Haji Syudja', Pelaksana Teologi Al Maun (III)

Perkembangan amal usaha Persyarikatan Muhammadiyah bermula dari rintisan Haji Syudja

saudigazette.com
suasana Makkah di masa puncak musim haji tempo dulu
Rep: Muhyiddin Red: Agung Sasongko

IHRAM.CO.ID, Pada 1922, Haji Muhammad Syudja' bersama M Wirjopertomo mendapatkan tugas dari Hoofdbestuur atau Pimpinan Pusat (PP) Muhammadiyah untuk memimpin perjalanan haji. Keberangkatan ke Tanah Suci dikoordinasi oleh Bagian Penolong Haji Muhammadiyah.

Baca Juga

Di lapangan, Haji Syudja' juga mensurvei kondisi perjalanan jamaah haji asal Hindia Belanda (Indonesia kala itu). Kesempatan ini juga dimanfaatkannya untuk mengenalkan Muhammadiyah pada para tokoh Haramain, komunitas Jawi, serta jamaah haji seluruhnya. Sepulangnya ke Tanah Air, ia membawa berbagai pengalaman dan pengetahuan tentang seluk-beluk haji.

Pada zaman Indonesia merdeka, Haji Syudja' bersama kawan-kawan membentuk wadah ikatan haji. Namanya, Persatuan Djama'ah Haji Indonesia (PDHI). Melalui organisasi itu, komitmennya untuk memperbaiki sistem perjalanan jamaah haji Indonesia tidak hanya terbatas dalam struktur Muhammadiyah.

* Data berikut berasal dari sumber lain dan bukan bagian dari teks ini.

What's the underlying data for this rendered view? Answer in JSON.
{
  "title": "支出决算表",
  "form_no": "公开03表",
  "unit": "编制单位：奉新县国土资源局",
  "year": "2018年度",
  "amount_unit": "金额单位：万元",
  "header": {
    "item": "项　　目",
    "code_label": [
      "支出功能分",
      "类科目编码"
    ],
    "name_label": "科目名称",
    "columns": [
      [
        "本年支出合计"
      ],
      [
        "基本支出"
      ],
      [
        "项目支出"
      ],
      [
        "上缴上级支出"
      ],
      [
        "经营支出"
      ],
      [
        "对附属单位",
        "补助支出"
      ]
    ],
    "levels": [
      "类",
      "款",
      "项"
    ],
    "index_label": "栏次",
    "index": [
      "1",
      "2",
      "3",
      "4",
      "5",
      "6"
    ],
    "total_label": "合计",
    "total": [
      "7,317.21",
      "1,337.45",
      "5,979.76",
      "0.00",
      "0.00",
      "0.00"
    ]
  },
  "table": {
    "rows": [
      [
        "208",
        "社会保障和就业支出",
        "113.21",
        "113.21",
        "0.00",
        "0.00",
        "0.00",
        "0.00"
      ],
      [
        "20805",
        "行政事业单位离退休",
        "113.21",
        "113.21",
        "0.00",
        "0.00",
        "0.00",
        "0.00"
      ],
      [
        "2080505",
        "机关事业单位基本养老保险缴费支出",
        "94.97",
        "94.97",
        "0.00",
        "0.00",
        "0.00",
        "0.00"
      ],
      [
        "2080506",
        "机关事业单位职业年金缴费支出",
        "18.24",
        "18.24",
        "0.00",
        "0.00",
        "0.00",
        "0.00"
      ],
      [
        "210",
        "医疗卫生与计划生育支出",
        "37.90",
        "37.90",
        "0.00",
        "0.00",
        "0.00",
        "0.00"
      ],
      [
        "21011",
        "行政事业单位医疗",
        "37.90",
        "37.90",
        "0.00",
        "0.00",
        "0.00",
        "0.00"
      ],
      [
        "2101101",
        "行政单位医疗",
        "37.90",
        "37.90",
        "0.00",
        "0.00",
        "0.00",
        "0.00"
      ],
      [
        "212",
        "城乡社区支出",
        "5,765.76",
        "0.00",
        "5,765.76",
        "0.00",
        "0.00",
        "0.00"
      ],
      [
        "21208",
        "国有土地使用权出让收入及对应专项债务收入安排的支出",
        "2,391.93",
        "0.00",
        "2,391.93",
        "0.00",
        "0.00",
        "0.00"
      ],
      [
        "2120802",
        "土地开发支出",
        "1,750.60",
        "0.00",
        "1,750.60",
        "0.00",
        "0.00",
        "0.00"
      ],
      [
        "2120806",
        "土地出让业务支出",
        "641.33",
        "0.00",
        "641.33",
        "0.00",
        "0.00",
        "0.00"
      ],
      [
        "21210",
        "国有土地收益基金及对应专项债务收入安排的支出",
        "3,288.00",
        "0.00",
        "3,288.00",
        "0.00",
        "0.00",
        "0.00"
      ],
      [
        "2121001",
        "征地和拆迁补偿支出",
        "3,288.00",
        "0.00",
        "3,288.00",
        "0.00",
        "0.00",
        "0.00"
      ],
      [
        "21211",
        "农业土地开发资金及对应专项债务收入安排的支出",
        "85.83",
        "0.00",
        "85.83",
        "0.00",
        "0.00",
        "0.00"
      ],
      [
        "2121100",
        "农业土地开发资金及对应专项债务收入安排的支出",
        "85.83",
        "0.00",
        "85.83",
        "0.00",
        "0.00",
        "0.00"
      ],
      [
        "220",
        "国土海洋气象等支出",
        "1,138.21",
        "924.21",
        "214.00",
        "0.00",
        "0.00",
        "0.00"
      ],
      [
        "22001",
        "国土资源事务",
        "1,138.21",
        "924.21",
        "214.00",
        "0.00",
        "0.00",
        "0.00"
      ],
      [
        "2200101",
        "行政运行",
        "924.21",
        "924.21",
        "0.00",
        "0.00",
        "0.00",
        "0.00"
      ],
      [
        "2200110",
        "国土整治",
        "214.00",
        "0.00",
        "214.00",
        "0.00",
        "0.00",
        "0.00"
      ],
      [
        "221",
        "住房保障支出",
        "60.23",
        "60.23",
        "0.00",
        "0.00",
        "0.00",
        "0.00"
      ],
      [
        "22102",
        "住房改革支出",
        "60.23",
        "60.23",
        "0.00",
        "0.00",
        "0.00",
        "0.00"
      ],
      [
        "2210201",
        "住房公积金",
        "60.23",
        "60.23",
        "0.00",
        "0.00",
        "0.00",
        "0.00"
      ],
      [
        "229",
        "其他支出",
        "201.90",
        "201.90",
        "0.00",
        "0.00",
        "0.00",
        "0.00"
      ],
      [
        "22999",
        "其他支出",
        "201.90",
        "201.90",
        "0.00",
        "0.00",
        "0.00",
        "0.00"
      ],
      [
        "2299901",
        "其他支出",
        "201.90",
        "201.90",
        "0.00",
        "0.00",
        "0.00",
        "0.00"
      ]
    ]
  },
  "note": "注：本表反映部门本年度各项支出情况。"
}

Dalam artikelnya, Sang Pelopor Amal Usaha Muhammadiyah, A Suryana Sudrajat menjelaskan kiprah H Syudja' terkait penyelenggaraan haji. Pada 1923, bersama-sama teman-temannya, tokoh Muhammadiyah itu mengkoordiniasi umat Islam Indonesia yang hendak menunaikan haji dengan biaya sendiri. Di antara keperluan yang coba diurusnya ialah menyewa kapal laut. Karena keterbatasan dana, upaya Haji Syudja' tidak berhasil.

 

 

Akan tetapi, publik umum jadi mengetahui, betapa sukarnya perjalanan haji orang-orang Hindia Belanda. Pemerintah kolonial lantas membuat kebijakan baru, yakni menurunkan harga tiket kapal laut yang khusus mengangkut calon jamaah haji. Tarifnya diturunkan dari 250 gulden menjadi 75 gulden.

Selanjutnya, pada 1926 Muktamar Alam Islami digelar sebagai forum pertemuan antartokoh Islam dari seluruh dunia. Makkah menjadi tuan rumah penyelenggaraan acara tersebut. Dari Hindia Belanda, Haji Syudja' turut hadir sebagai utusan.

Guna mencari dukungan, di forum itu ia memaparkan perjuangan umat Islam Nusantara di bawah kontrol kolonialisme Belanda. Salah satu topik yang dikemukakannya ialah, kebijakan Belanda yang kerap menyulitkan orang-orang Nusantara untuk berhaji. Sejak saat itu, pemerintah kolonial mengecapnya sebagai sosok yang berbahaya bagi stabilitas.

Suryana mengatakan, Haji Syudja' bahkan pernah diperkarakan di pengadilan. Sebab, kritik-kritiknya dianggap merongrong kewibawaan rezim penjajah. Bagaimanapun, suara dan aksinya tidak pernah surut.

 

Sampai hari-hari menjelang wafatnya pun, Haji Syudja' masih terus aktif dalam urusan keumatan, termasuk penyelenggaraan haji. Ia meninggal dunia pada 5 Agustus 1962, setelah sekitar setengah abad ikut membesarkan Muhammadiyah.